# Houghton Lake 2014 Pike Changes



## Crazy Axe (Mar 11, 2007)

Houghton Lake is now listed under "Waters where up to 5 northern pike of any size may be taken with only 1 greater than 24" allowed in the daily possession limit" So that means I could have one fish that's 28", and 4 more that are less than 24" so long as I don't have any walleye, bass, or flathead mixed with that bag right? Going to be fishing up there this summer and I just want to make sure I fully understand the laws.


----------



## shinny (Sep 18, 2011)

That is the way I understand the law. The same law has been on a lake I fish on for a few years (six mile lake in Charlevoix county).


----------



## MERGANZER (Aug 24, 2006)

What is the reason for not allowing a mixed bag of pike walleye bass or catfish?

Ganzer


----------



## Crazy Axe (Mar 11, 2007)

I think you can mix with walleye, bass, and flathead but still need to follow the total allowable of 5 with only one pike over 24".. It could be misconstrued since it says 5 combination no more than 2 pike but I'd think you could have 3 pike and 2 walleye or whatever on houghton? Idk?


----------



## brookie1 (Jan 26, 2011)

It's right in the guide. You can keep up to five pike with one over 24 inch but you need to consider the combination limit.

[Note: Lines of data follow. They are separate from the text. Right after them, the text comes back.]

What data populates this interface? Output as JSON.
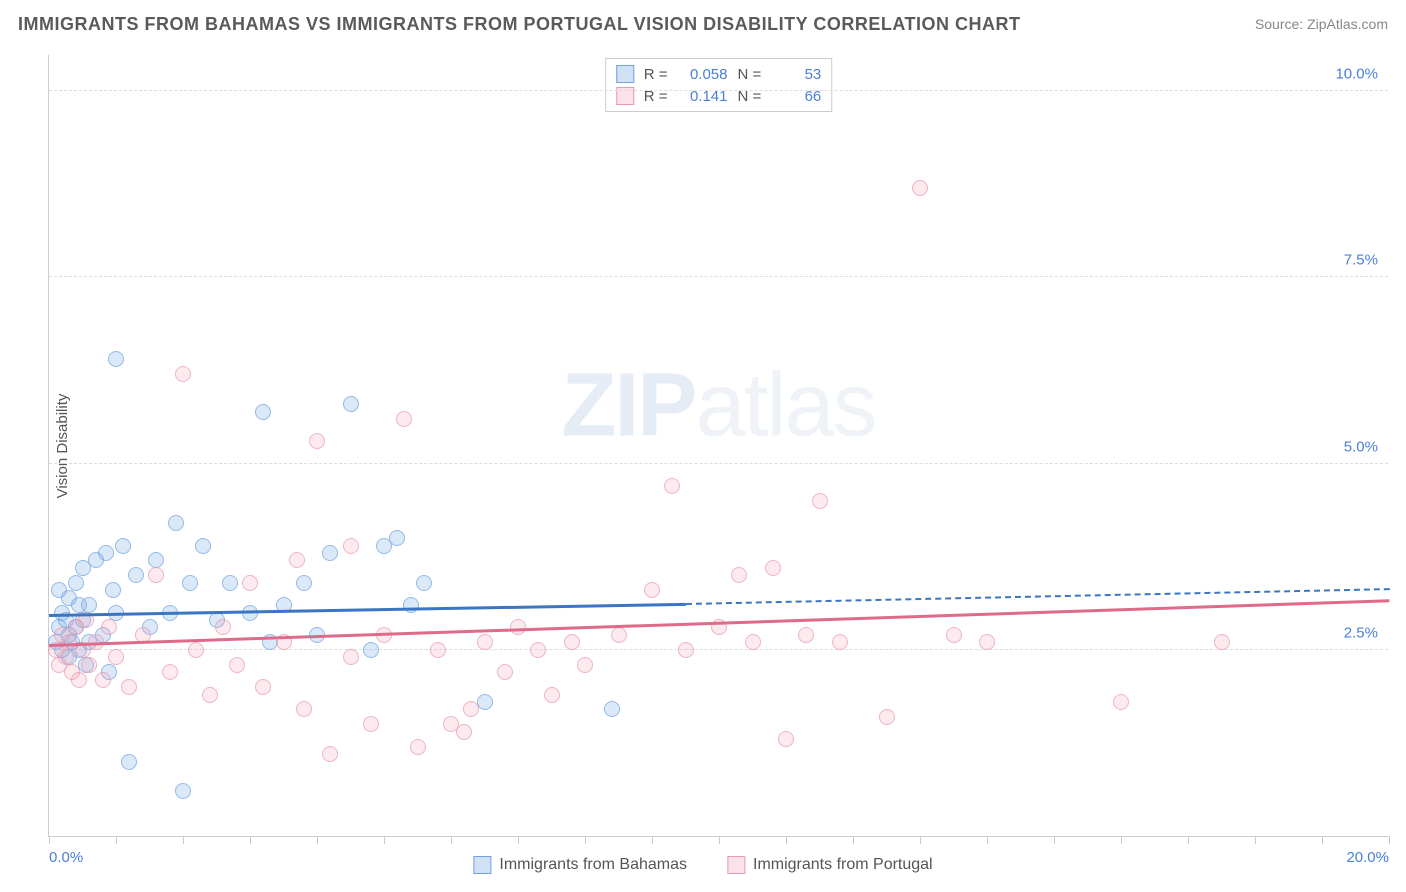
{
  "title": "IMMIGRANTS FROM BAHAMAS VS IMMIGRANTS FROM PORTUGAL VISION DISABILITY CORRELATION CHART",
  "source": "Source: ZipAtlas.com",
  "y_axis_label": "Vision Disability",
  "watermark": {
    "bold": "ZIP",
    "light": "atlas"
  },
  "chart": {
    "type": "scatter",
    "xlim": [
      0,
      20
    ],
    "ylim": [
      0,
      10.5
    ],
    "x_ticks_minor_step": 1,
    "x_tick_labels": [
      {
        "x": 0,
        "label": "0.0%",
        "align": "left"
      },
      {
        "x": 20,
        "label": "20.0%",
        "align": "right"
      }
    ],
    "y_ticks": [
      {
        "y": 2.5,
        "label": "2.5%"
      },
      {
        "y": 5.0,
        "label": "5.0%"
      },
      {
        "y": 7.5,
        "label": "7.5%"
      },
      {
        "y": 10.0,
        "label": "10.0%"
      }
    ],
    "grid_color": "#dddddd",
    "background_color": "#ffffff"
  },
  "series": [
    {
      "name": "Immigrants from Bahamas",
      "fill": "rgba(120,170,230,0.35)",
      "stroke": "#6fa3e0",
      "line_color": "#3b76c4",
      "R": "0.058",
      "N": "53",
      "trend": {
        "x1": 0,
        "y1": 2.95,
        "x2": 9.5,
        "y2": 3.1,
        "dash_from": 9.5,
        "x3": 20,
        "y3": 3.3
      },
      "points": [
        [
          0.1,
          2.6
        ],
        [
          0.15,
          2.8
        ],
        [
          0.2,
          2.5
        ],
        [
          0.2,
          3.0
        ],
        [
          0.25,
          2.9
        ],
        [
          0.3,
          2.7
        ],
        [
          0.3,
          3.2
        ],
        [
          0.35,
          2.6
        ],
        [
          0.4,
          2.8
        ],
        [
          0.4,
          3.4
        ],
        [
          0.45,
          2.5
        ],
        [
          0.5,
          3.6
        ],
        [
          0.5,
          2.9
        ],
        [
          0.55,
          2.3
        ],
        [
          0.6,
          3.1
        ],
        [
          0.7,
          3.7
        ],
        [
          0.8,
          2.7
        ],
        [
          0.85,
          3.8
        ],
        [
          0.9,
          2.2
        ],
        [
          0.95,
          3.3
        ],
        [
          1.0,
          6.4
        ],
        [
          1.0,
          3.0
        ],
        [
          1.1,
          3.9
        ],
        [
          1.2,
          1.0
        ],
        [
          1.3,
          3.5
        ],
        [
          1.5,
          2.8
        ],
        [
          1.6,
          3.7
        ],
        [
          1.8,
          3.0
        ],
        [
          1.9,
          4.2
        ],
        [
          2.0,
          0.6
        ],
        [
          2.1,
          3.4
        ],
        [
          2.3,
          3.9
        ],
        [
          2.5,
          2.9
        ],
        [
          2.7,
          3.4
        ],
        [
          3.0,
          3.0
        ],
        [
          3.2,
          5.7
        ],
        [
          3.3,
          2.6
        ],
        [
          3.5,
          3.1
        ],
        [
          3.8,
          3.4
        ],
        [
          4.0,
          2.7
        ],
        [
          4.2,
          3.8
        ],
        [
          4.5,
          5.8
        ],
        [
          4.8,
          2.5
        ],
        [
          5.0,
          3.9
        ],
        [
          5.2,
          4.0
        ],
        [
          5.4,
          3.1
        ],
        [
          5.6,
          3.4
        ],
        [
          6.5,
          1.8
        ],
        [
          8.4,
          1.7
        ],
        [
          0.3,
          2.4
        ],
        [
          0.6,
          2.6
        ],
        [
          0.15,
          3.3
        ],
        [
          0.45,
          3.1
        ]
      ]
    },
    {
      "name": "Immigrants from Portugal",
      "fill": "rgba(240,160,180,0.3)",
      "stroke": "#e89bb0",
      "line_color": "#e06a8a",
      "R": "0.141",
      "N": "66",
      "trend": {
        "x1": 0,
        "y1": 2.55,
        "x2": 20,
        "y2": 3.15
      },
      "points": [
        [
          0.1,
          2.5
        ],
        [
          0.15,
          2.3
        ],
        [
          0.2,
          2.7
        ],
        [
          0.25,
          2.4
        ],
        [
          0.3,
          2.6
        ],
        [
          0.35,
          2.2
        ],
        [
          0.4,
          2.8
        ],
        [
          0.45,
          2.1
        ],
        [
          0.5,
          2.5
        ],
        [
          0.55,
          2.9
        ],
        [
          0.6,
          2.3
        ],
        [
          0.7,
          2.6
        ],
        [
          0.8,
          2.1
        ],
        [
          0.9,
          2.8
        ],
        [
          1.0,
          2.4
        ],
        [
          1.2,
          2.0
        ],
        [
          1.4,
          2.7
        ],
        [
          1.6,
          3.5
        ],
        [
          1.8,
          2.2
        ],
        [
          2.0,
          6.2
        ],
        [
          2.2,
          2.5
        ],
        [
          2.4,
          1.9
        ],
        [
          2.6,
          2.8
        ],
        [
          2.8,
          2.3
        ],
        [
          3.0,
          3.4
        ],
        [
          3.2,
          2.0
        ],
        [
          3.5,
          2.6
        ],
        [
          3.8,
          1.7
        ],
        [
          4.0,
          5.3
        ],
        [
          4.2,
          1.1
        ],
        [
          4.5,
          2.4
        ],
        [
          4.8,
          1.5
        ],
        [
          5.0,
          2.7
        ],
        [
          5.3,
          5.6
        ],
        [
          5.5,
          1.2
        ],
        [
          5.8,
          2.5
        ],
        [
          6.0,
          1.5
        ],
        [
          6.3,
          1.7
        ],
        [
          6.5,
          2.6
        ],
        [
          6.8,
          2.2
        ],
        [
          7.0,
          2.8
        ],
        [
          7.3,
          2.5
        ],
        [
          7.5,
          1.9
        ],
        [
          7.8,
          2.6
        ],
        [
          8.0,
          2.3
        ],
        [
          8.5,
          2.7
        ],
        [
          9.0,
          3.3
        ],
        [
          9.5,
          2.5
        ],
        [
          10.0,
          2.8
        ],
        [
          10.3,
          3.5
        ],
        [
          10.5,
          2.6
        ],
        [
          10.8,
          3.6
        ],
        [
          11.0,
          1.3
        ],
        [
          11.3,
          2.7
        ],
        [
          11.5,
          4.5
        ],
        [
          11.8,
          2.6
        ],
        [
          12.5,
          1.6
        ],
        [
          13.0,
          8.7
        ],
        [
          13.5,
          2.7
        ],
        [
          14.0,
          2.6
        ],
        [
          16.0,
          1.8
        ],
        [
          17.5,
          2.6
        ],
        [
          3.7,
          3.7
        ],
        [
          4.5,
          3.9
        ],
        [
          6.2,
          1.4
        ],
        [
          9.3,
          4.7
        ]
      ]
    }
  ],
  "stats_legend_labels": {
    "R": "R =",
    "N": "N ="
  }
}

This is from note 7 in the guide. Notice the statement in parenthesis. Table 1 is the possession limit table:


"Waters where up to 5 northern pike of any size may be taken with only 1 greater than 24&#8221; allowed in the daily possession limit (in combination with other species as indicated in Table 1):"

Here is the link:

http://www.eregulations.com/michigan/fishing/general-hook-line-regulations/


----------



## bellkey (Mar 24, 2017)

Crazy Axe said:


> I think you can mix with walleye, bass, and flathead but still need to follow the total allowable of 5 with only one pike over 24".. It could be misconstrued since it says 5 combination no more than 2 pike but I'd think you could have 3 pike and 2 walleye or whatever on houghton? Idk?


----------



## bellkey (Mar 24, 2017)

I am aware that this is a very old post but , MY understanding is " in combination " You can keep pike , but only ONE over 24 inches the other 4 has NO minimum length . IF you had 3 walleyes in your boat , all legal size ( say 17 inches ) and say 10 Crappie , 5 blue gill and a perch , you are within the laws of each species in possession at the landing and good to go , Right or wrong ?????


----------



## swampbuck (Dec 23, 2004)

Correct, each species has an individual limit. You can have a limit of each.

On Pike you can have 5, but only one can be 24" or bigger. The other 4 have to be LESS than 24". Or all 5 could be under 24"


----------